I'm not sure how many people writing in the blogosphere -- or working in journalism, or especially among the pundit class -- have a clear sense of the reality of this existence -- what it is like to be trapped working for a Wal-Mart or a Con-Agra or any of the thousands of faceless bad bosses whose main purpose in life seems to be finding ways to worsen everyday life for their workers: refusing raises, shortening hours, slashing benefits, pitting employees against each other, allowing work conditions to steadily deteriorate. Eventually they may taste it, of course (anyone who works for a midsized or small-town chain newspaper already has), but for now it is mostly an abstraction, and thus not something as important as, say, John Kerry's haircut.

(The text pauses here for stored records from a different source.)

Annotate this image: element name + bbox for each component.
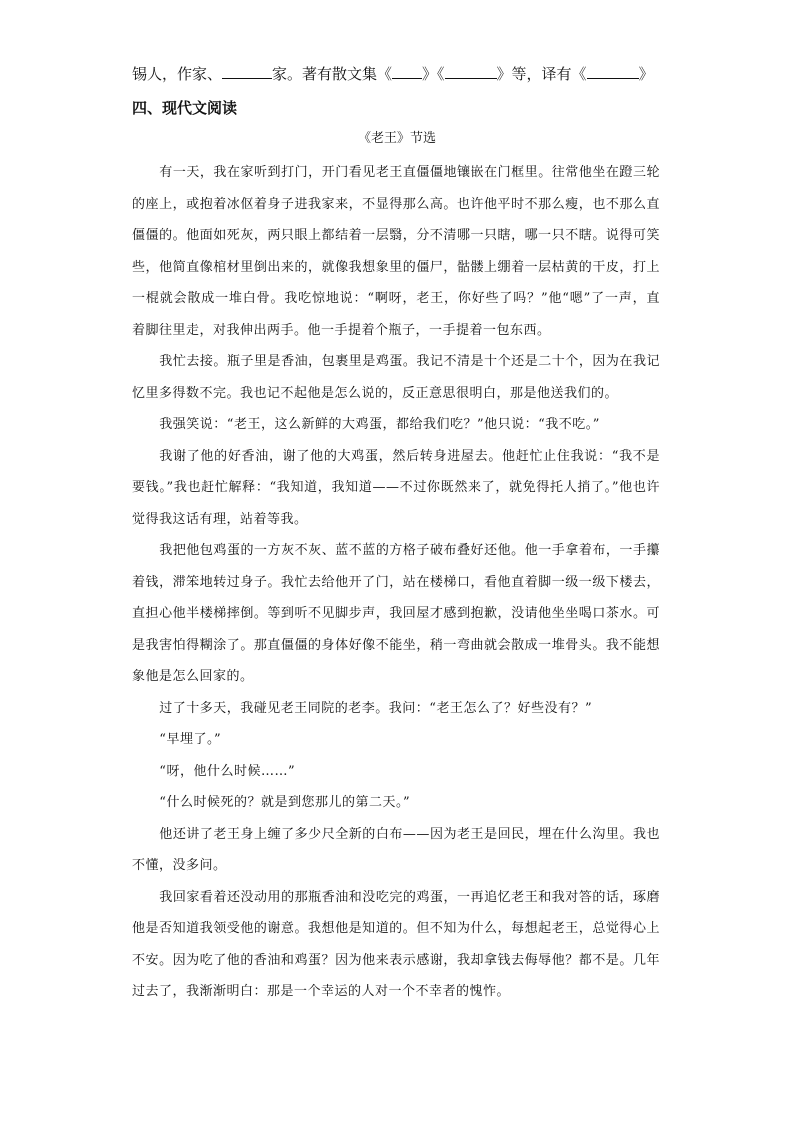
answer-blank-3[interactable] (445, 64, 497, 79)
question-text-5: 》 (638, 65, 654, 83)
answer-blank-2[interactable] (392, 64, 422, 79)
paragraph: “早埋了。” (159, 732, 222, 747)
paragraph: “呀，他什么时候……” (159, 763, 296, 779)
question-text-3: 》《 (422, 65, 445, 83)
passage-title: 《老王》节选 (357, 131, 436, 146)
paragraph: 我回家看着还没动用的那瓶香油和没吃完的鸡蛋，一再追忆老王和我对答的话，琢磨他是否知道我领受他的谢意。我想他是知道的。但不知为什么，每想起老王，总觉得心上不安。因为吃了他的香油和鸡蛋？因为他来表示感谢，我却拿钱去侮辱他？都不是。几年过去了，我渐渐明白：那是一个幸运的人对一个不幸者的愧怍。 (132, 889, 660, 999)
paragraph: 我忙去接。瓶子里是香油，包裹里是鸡蛋。我记不清是十个还是二十个，因为在我记忆里多得数不完。我也记不起他是怎么说的，反正意思很明白，那是他送我们的。 (132, 354, 660, 401)
paragraph: 他还讲了老王身上缠了多少尺全新的白布——因为老王是回民，埋在什么沟里。我也不懂，没多问。 (132, 826, 660, 873)
answer-blank-1[interactable] (222, 64, 272, 79)
fill-in-question (132, 62, 672, 86)
answer-blank-4[interactable] (587, 64, 639, 79)
paragraph: 我谢了他的好香油，谢了他的大鸡蛋，然后转身进屋去。他赶忙止住我说：“我不是要钱。”我也赶忙解释：“我知道，我知道——不过你既然来了，就免得托人捎了。”他也许觉得我这话有理，站着等我。 (132, 448, 660, 527)
paragraph: “什么时候死的？就是到您那儿的第二天。” (159, 795, 411, 810)
paragraph: 有一天，我在家听到打门，开门看见老王直僵僵地镶嵌在门框里。往常他坐在蹬三轮的座上，或抱着冰伛着身子进我家来，不显得那么高。也许他平时不那么瘦，也不那么直僵僵的。他面如死灰，两只眼上都结着一层翳，分不清哪一只瞎，哪一只不瞎。说得可笑些，他简直像棺材里倒出来的，就像我想象里的僵尸，骷髅上绷着一层枯黄的干皮，打上一棍就会散成一堆白骨。我吃惊地说：“啊呀，老王，你好些了吗？”他“嗯”了一声，直着脚往里走，对我伸出两手。他一手提着个瓶子，一手提着一包东西。 (132, 165, 660, 338)
paragraph: 过了十多天，我碰见老王同院的老李。我问：“老王怎么了？好些没有？” (159, 700, 593, 716)
question-text-4: 》等，译有《 (496, 65, 587, 83)
section-heading: 四、现代文阅读 (132, 99, 238, 117)
passage-body (132, 157, 660, 1008)
question-text-1: 锡人，作家、 (132, 65, 223, 83)
question-text-2: 家。著有散文集《 (272, 65, 393, 83)
paragraph: 我强笑说：“老王，这么新鲜的大鸡蛋，都给我们吃？”他只说：“我不吃。” (159, 417, 600, 432)
paragraph: 我把他包鸡蛋的一方灰不灰、蓝不蓝的方格子破布叠好还他。他一手拿着布，一手攥着钱，滞笨地转过身子。我忙去给他开了门，站在楼梯口，看他直着脚一级一级下楼去，直担心他半楼梯摔倒。等到听不见脚步声，我回屋才感到抱歉，没请他坐坐喝口茶水。可是我害怕得糊涂了。那直僵僵的身体好像不能坐，稍一弯曲就会散成一堆骨头。我不能想象他是怎么回家的。 (132, 543, 660, 684)
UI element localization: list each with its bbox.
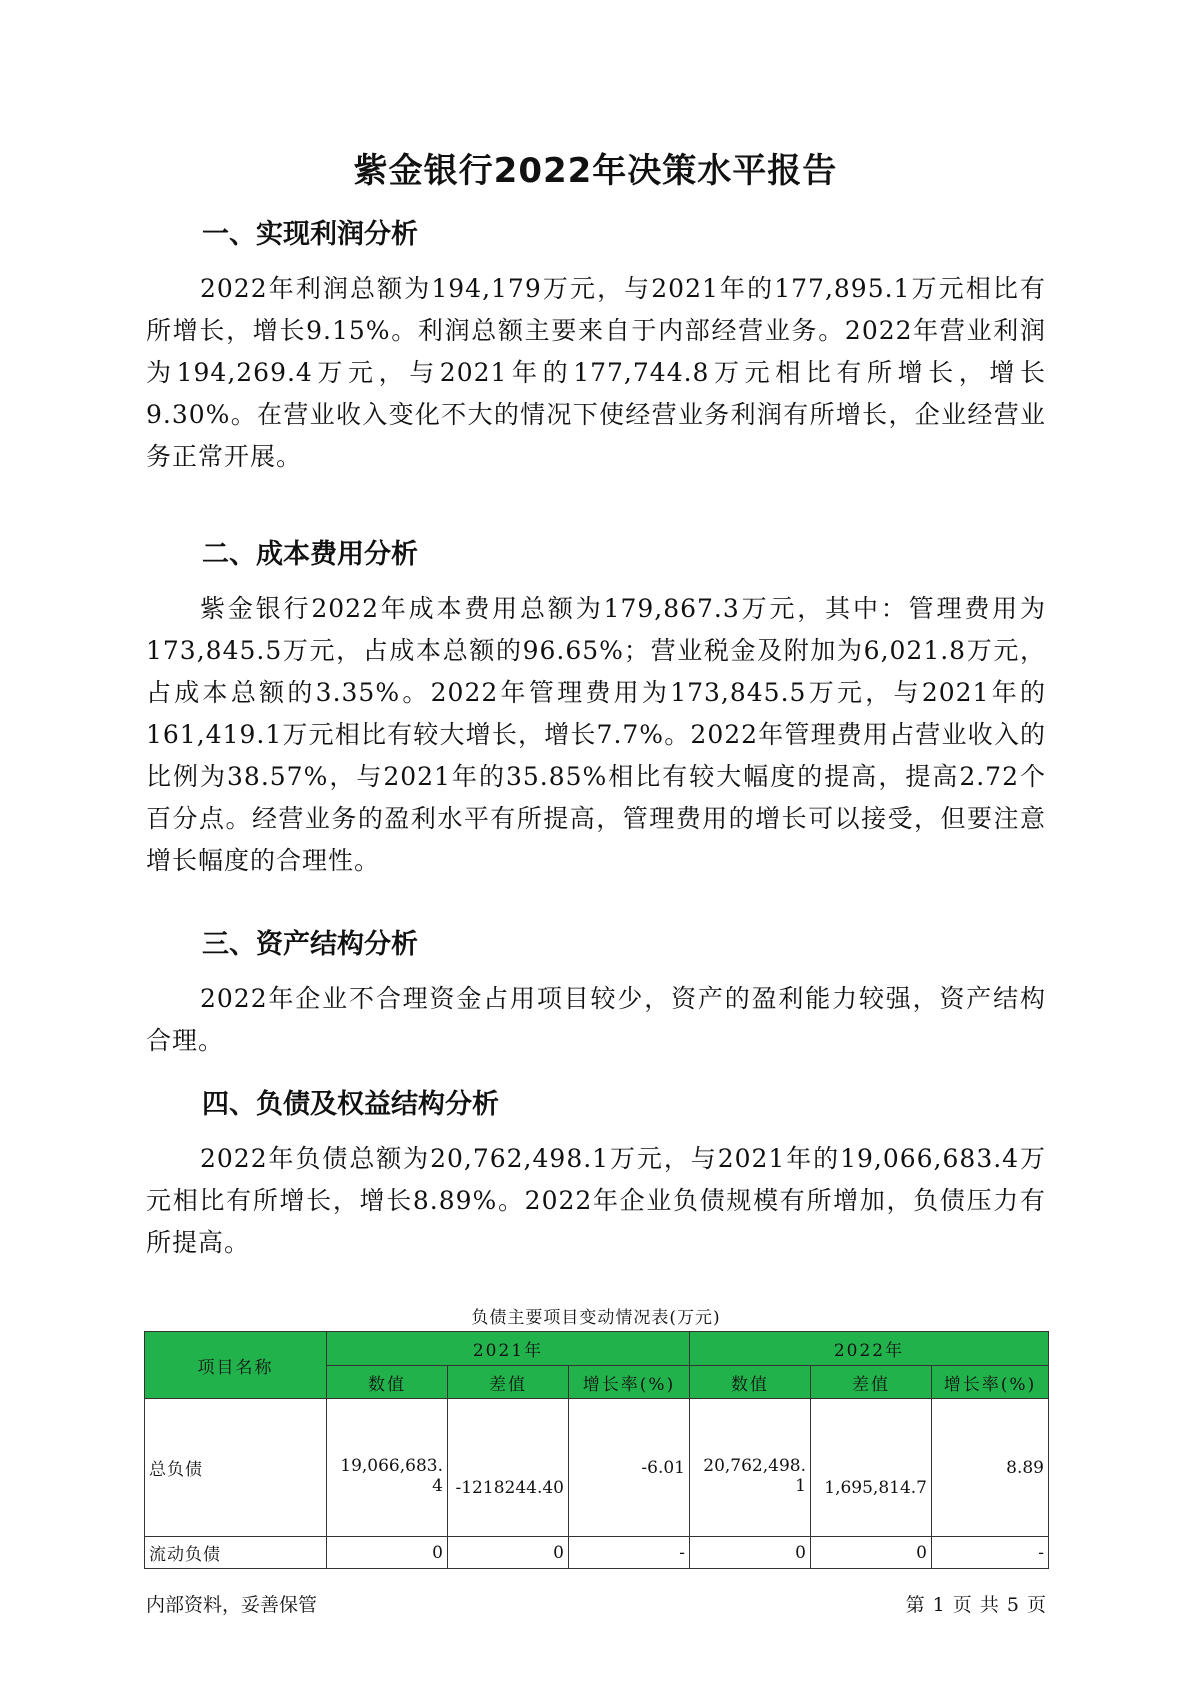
table-row <box>145 1537 1049 1569</box>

I have, however -- when I was younger, and before I graduated from college. It is nearly impossible to describe: the claustrophobia, the oppressiveness, the complete mindfuck that is life when one is caught up in this machinery. All I can say is that I worked desperately to escape it, and swore I would try never to forget the masses of people out there caught up in it.

I used to like to joke: "A recession is the Republican way of shortening the lift lines at the ski hill." But things are much more serious than that now. Much more.

If the current generation of Democrats does not recognize it, and fails to begin shouting it from the rooftops, then I genuinely fear that Frank Church's darkest premonitions will finally be realized. It simply boggles my mind that, over the past generation, progressives have allowed working-class people to increasingly identify with conservative Republicans. The GOP has mainly achieved this through a combination of demagoguery and jingoism, appealing to people's baser instincts, particularly the desperate selfishness that in fact is forcibly part of life in the sinking classes. In the process, they have convinced working people to slit their own throats -- and ultimately everyone else's too.

This is, I think, the significant part of what Howard Dean was talking about when he discussed gaining votes among "guys with Confederate flags on their pickups." If Democrats fail to make middle- and working-class citizens recognize that conservatism, as practiced by the Bush administration, is directly inimical to their own self-interest, then we are all in serious trouble -- for years to come.